As an intern for the Regenerative Design Group each day is eventful, but mostly excitingly diverse, not knowing where you will be and what you will be doing. On August 6th I was invited to an Ecological Landscaping Association (ELA) event at the Blackstone River Canal in Grafton Massachusetts. You wouldn’t know by driving through the town of Grafton, but a cutting edge, bioremediation laboratory is at work there. The problem is the pollution of the Blackstone River Canal, which today holds a number of pollutant metals. The number one pollutant being, #6 oil fuel which has continued to seep through the canal walls since the 70’s and most likely long before then. As you approach the laboratory at Mill Villages Park, you begin to see signs of scientific study, when you are greeted by a large greenhouse housing six tanks of water and plant matter of great size and significance. I was fortunate enough to hear Gene Bernat, the project owner and Vice President of Cover Technologies explain the relevance and importance of his project at the Blackstone River Canal. I became deeply immersed in his passion for creating what he and his partner proudly call “The Living Systems Laboratory”. His partner, John Todd founder of John Todd Ecological Design and pioneer in the design of ecological wastewater treatment systems, equally shares Gene’s dedication; and together along with a bright and knowledgeable Civil Engineer-in-training, Max Rome from the University of Massachusetts, explain the three different technologies working to treat the Blackstone River Canal.

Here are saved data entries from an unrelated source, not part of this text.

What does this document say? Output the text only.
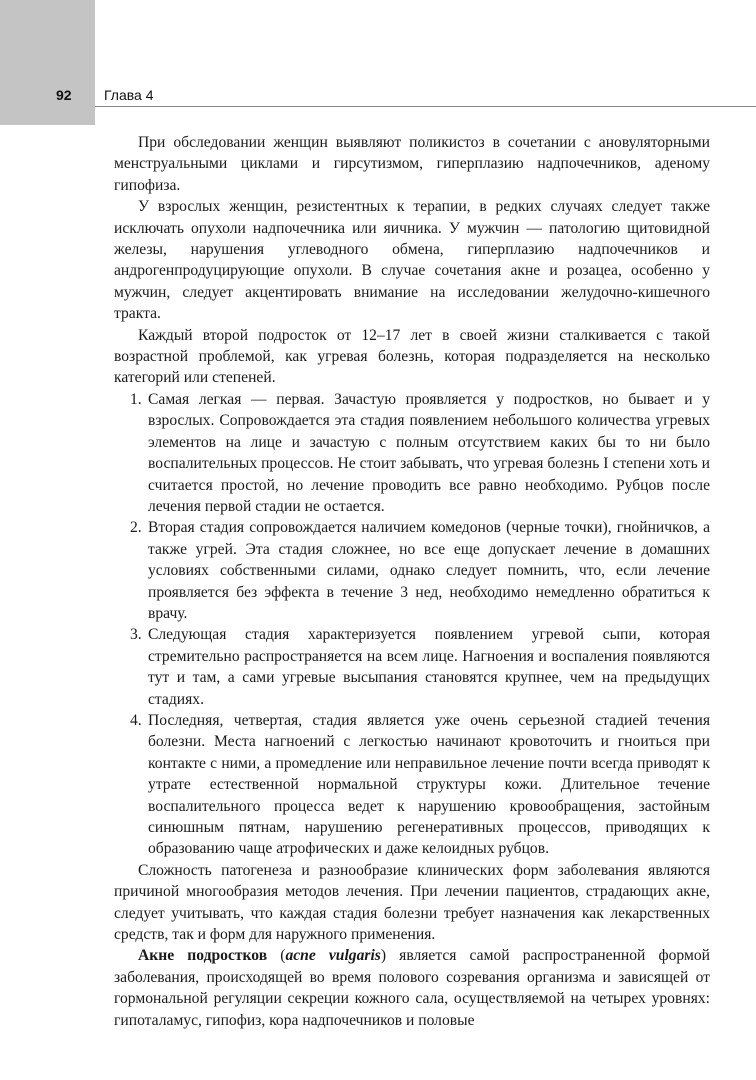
92 Глава 4

При обследовании женщин выявляют поликистоз в сочетании с ановуляторными менструальными циклами и гирсутизмом, гиперплазию надпочечников, аденому гипофиза.

У взрослых женщин, резистентных к терапии, в редких случаях следует также исключать опухоли надпочечника или яичника. У мужчин — патологию щитовидной железы, нарушения углеводного обмена, гиперплазию надпочечников и андрогенпродуцирующие опухоли. В случае сочетания акне и розацеа, особенно у мужчин, следует акцентировать внимание на исследовании желудочно-кишечного тракта.

Каждый второй подросток от 12–17 лет в своей жизни сталкивается с такой возрастной проблемой, как угревая болезнь, которая подразделяется на несколько категорий или степеней.

1. Самая легкая — первая. Зачастую проявляется у подростков, но бывает и у взрослых. Сопровождается эта стадия появлением небольшого количества угревых элементов на лице и зачастую с полным отсутствием каких бы то ни было воспалительных процессов. Не стоит забывать, что угревая болезнь I степени хоть и считается простой, но лечение проводить все равно необходимо. Рубцов после лечения первой стадии не остается.
2. Вторая стадия сопровождается наличием комедонов (черные точки), гнойничков, а также угрей. Эта стадия сложнее, но все еще допускает лечение в домашних условиях собственными силами, однако следует помнить, что, если лечение проявляется без эффекта в течение 3 нед, необходимо немедленно обратиться к врачу.
3. Следующая стадия характеризуется появлением угревой сыпи, которая стремительно распространяется на всем лице. Нагноения и воспаления появляются тут и там, а сами угревые высыпания становятся крупнее, чем на предыдущих стадиях.
4. Последняя, четвертая, стадия является уже очень серьезной стадией течения болезни. Места нагноений с легкостью начинают кровоточить и гноиться при контакте с ними, а промедление или неправильное лечение почти всегда приводят к утрате естественной нормальной структуры кожи. Длительное течение воспалительного процесса ведет к нарушению кровообращения, застойным синюшным пятнам, нарушению регенеративных процессов, приводящих к образованию чаще атрофических и даже келоидных рубцов.

Сложность патогенеза и разнообразие клинических форм заболевания являются причиной многообразия методов лечения. При лечении пациентов, страдающих акне, следует учитывать, что каждая стадия болезни требует назначения как лекарственных средств, так и форм для наружного применения.

Акне подростков (acne vulgaris) является самой распространенной формой заболевания, происходящей во время полового созревания организма и зависящей от гормональной регуляции секреции кожного сала, осуществляемой на четырех уровнях: гипоталамус, гипофиз, кора надпочечников и половые
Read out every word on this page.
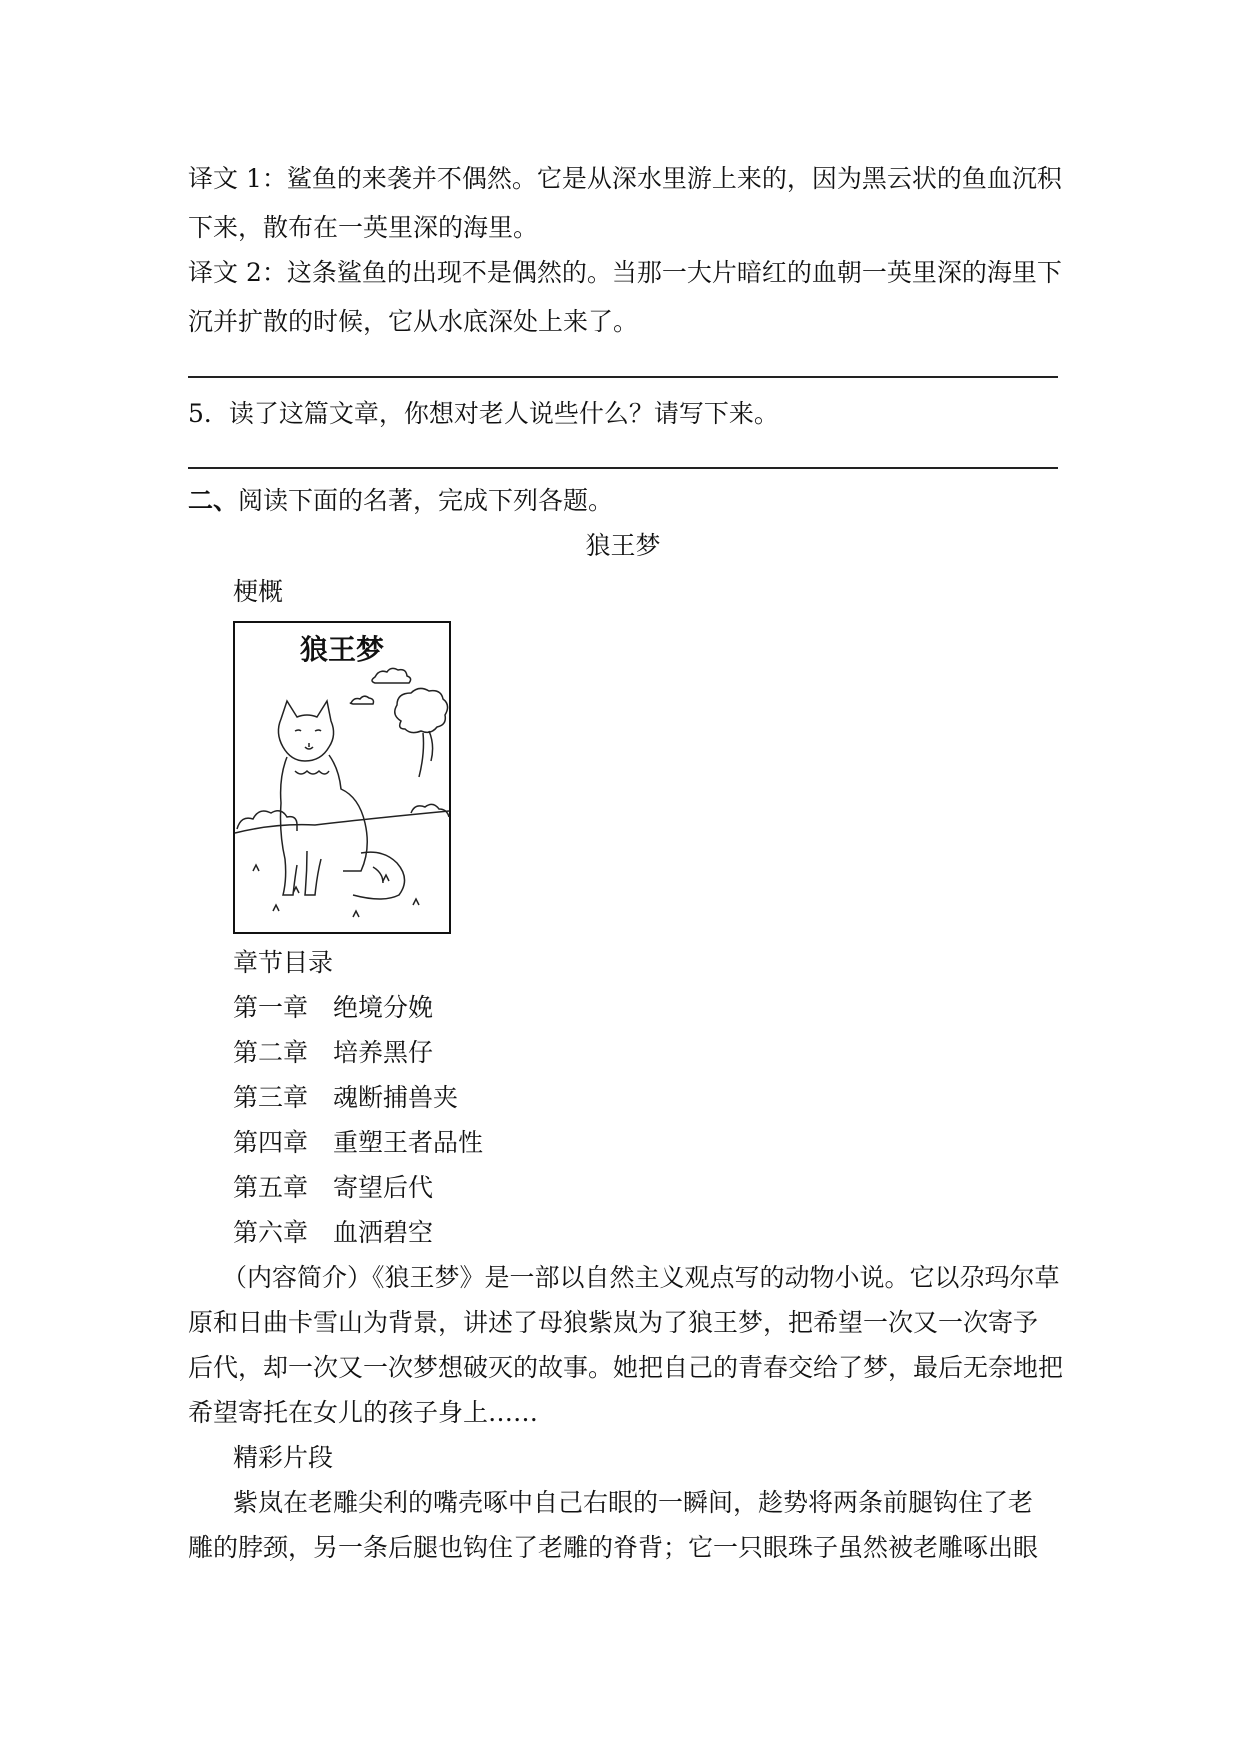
译文 1：鲨鱼的来袭并不偶然。它是从深水里游上来的，因为黑云状的鱼血沉积
下来，散布在一英里深的海里。
译文 2：这条鲨鱼的出现不是偶然的。当那一大片暗红的血朝一英里深的海里下
沉并扩散的时候，它从水底深处上来了。
5．读了这篇文章，你想对老人说些什么？请写下来。
二、阅读下面的名著，完成下列各题。
狼王梦
梗概
狼王梦
章节目录
第一章 绝境分娩
第二章 培养黑仔
第三章 魂断捕兽夹
第四章 重塑王者品性
第五章 寄望后代
第六章 血洒碧空
（内容简介）《狼王梦》是一部以自然主义观点写的动物小说。它以尕玛尔草
原和日曲卡雪山为背景，讲述了母狼紫岚为了狼王梦，把希望一次又一次寄予
后代，却一次又一次梦想破灭的故事。她把自己的青春交给了梦，最后无奈地把
希望寄托在女儿的孩子身上……
精彩片段
紫岚在老雕尖利的嘴壳啄中自己右眼的一瞬间，趁势将两条前腿钩住了老
雕的脖颈，另一条后腿也钩住了老雕的脊背；它一只眼珠子虽然被老雕啄出眼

First however, what is Bioremediaton? Websters dictionary defines it as,
“The treatment of pollutants or waste (as in an oil spill, contaminated, groundwater, or an industrial process) by the use of microorganisms (as bacteria) that break down the undesirable substances”
Bioremediation is a desirable, and ecological alternative to the old method of removing pollutants and waste from the ground. Older methods involved destroying the landscape through excavation of the earth, using heavy machinery to move polluted soil off site, and then capping the ground with new soil thus creating a “habitable” environment. It was a costly and destructive way to cleanse the ground, and then where does the polluted soil go?
Eco Machine & Canal Restorer
Diagram from https://wordpress.clarku.edu/fisherville/history/
At the living systems laboratory in Grafton they are using the system John Todd calls the “Eco-Machine,” which reduces pollutants in the water through a biologically diverse and complex ecological process. First water moves through the “Bottom Filters,” which removes harmful pollutants through three cubic yards of anaerobic bacterial tubing. Second, the water is pumped into the greenhouse and through fungi containers called “Myco-Reacters.” These fungi break down hydrocarbons and pollutants (complex molecules) into simple compounds, allowing other species a chance to feed on the harmful pollutants. They are also studying the potential of certain fungi to transform the same harmful metals into harmless metals. Finally, after going through the fungi tubs, the water is led into six sequentially organized, 700-gallon algae tanks filled with microbes, plants, and animals. These tanks are filled with snails, shrimp like crustaceans, fish and plants producing an environment for anaerobic bio-microbial life. Plants like Typha latifolia or Bull Rush which have already been proven to help cleanse the water of harmful sediments and pollutants were included in the process. Other volunteer specimens like Lythrum salicaria Purple Loosestrife, which somehow found its way into the tanks have showed signs of also being beneficial to the cleaning process in addition to being ornamental.Canal Restorer
Finally after leaving the Eco-Machine the water is redistributed along the “Canal Restorer,” which is strategically positioned running linearly with the canal, holding a variety of native plants with well established root systems. The idea is to one day evolve this entire system into becoming self-sustaining, and self-remediating one. This will be done through reintroducing the bio-treated water into the Canal Restorer, which will act as a source for beneficial bacteria, improving the ability of the canal to bioremediate on its own. Eventually the Canal will rid itself of pollutants solely through biological means, with little to no human interaction whatsoever. The living systems laboratory is a bold endeavor,no doubt, yet remains one of the only designs of its kind, making it a part of the frontier for bioremediation technologies.